Yep I saw that and he repainted his 935 as well. He did that in white, is which is a nonstarter. Just can't live with that. Was hopping to get paint brands and best that will stand up.
Let me clarify my re-paint decisions a bit.
One of my biggest criticisms of the equipment from Asia (Taiwan included) is the crappy paint jobs. They slather the castings with a body filler that remains soft and chalky when it “hardens” and then the apply a paint that has zero elasticity. The end result is that any bump to the finish and it flakes off with a nasty bruise. But even areas where the paint isn't applied over filler, the paint will also chip if bumped. I’ve *****ed and *****ed at the resellers but it never improves.
In my case, my perfectionist side took over and I stripped the lathe and mill back to hard castings and ground the castings fair and smooth, then where necessary applied Bondo auto-body filler and sanded that fair and smooth, but none of the edges or corners are Bondo - they are ground cast iron. The two coats of
DTM primer, then two top coats of
Steel-it poly-enamel (lathe) or quality
DTM Alkyd enamel (mill) paint applied. The lathe paint was applied with a combination of rattle-can and brush/roller, and the mill with air-assisted airless sprayer.
I chose to match the existing "whiteish" color on the mill because I didn't want to strip the J-head down far enough to repaint it. Like
@COMachinist, I had
my own mechanical failure issues with the machine which ultimately required a complete replacement of the J-head, so in retrospect, I'm glad I stuck with the white even though I would have preferred to go to some kind of darker grey color throughout like I did with my lathe. But to get a decent paint job on the J-head, it would have required tearing that unit down extensively, which I wasn't prepared to do. That head is a near identical clone of the Bridgeport original and is a marvel Rube Goldberg contraption with lots of selectors and teeter-totter mechanisms, and I just wasn't inclined to mess with it given the issues I had at the outset - hence the color choice.
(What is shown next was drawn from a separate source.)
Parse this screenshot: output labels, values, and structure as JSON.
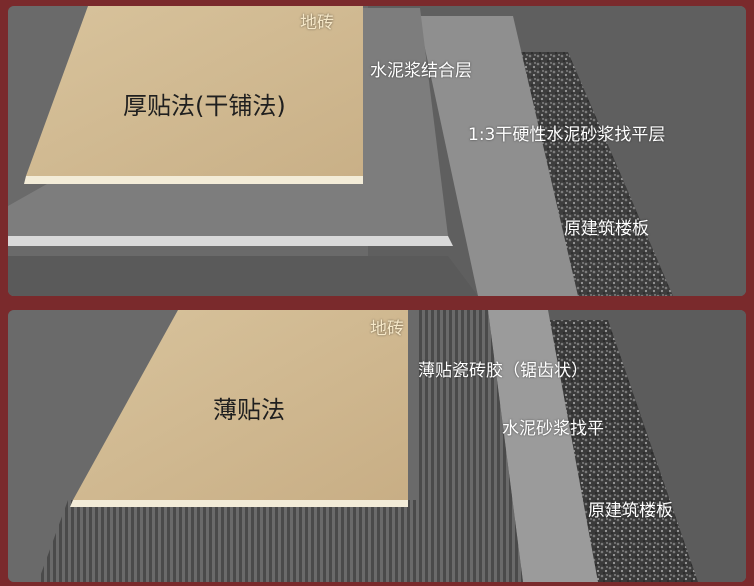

The particular paint I used on the mill has been robust, but it does stain from the inevitable oil that pools on the mill base originating from the saddle and knee gib-ways. The Steel-it paint I used on the lathe (
recommended to my by Tom Lipton) does not show stains and is more impervious to solvents like Naphtha, Acetone, MEK, etc. than the Sherwin Williams Alkyd enamel I used on the mill. I can highly recommend the Steel-it if you are ok with
the color. For
my lathe STAND, I used a Sherwin-Williams 2-part epoxy paint called
Macropoxy which is commonly used to paint things like fuel storage tanks that sit outside for decades. It is nasty stuff, expensive, and requires a proprietary solvent to clean up, but is positively bomb proof and can be tinted to the color of your choice.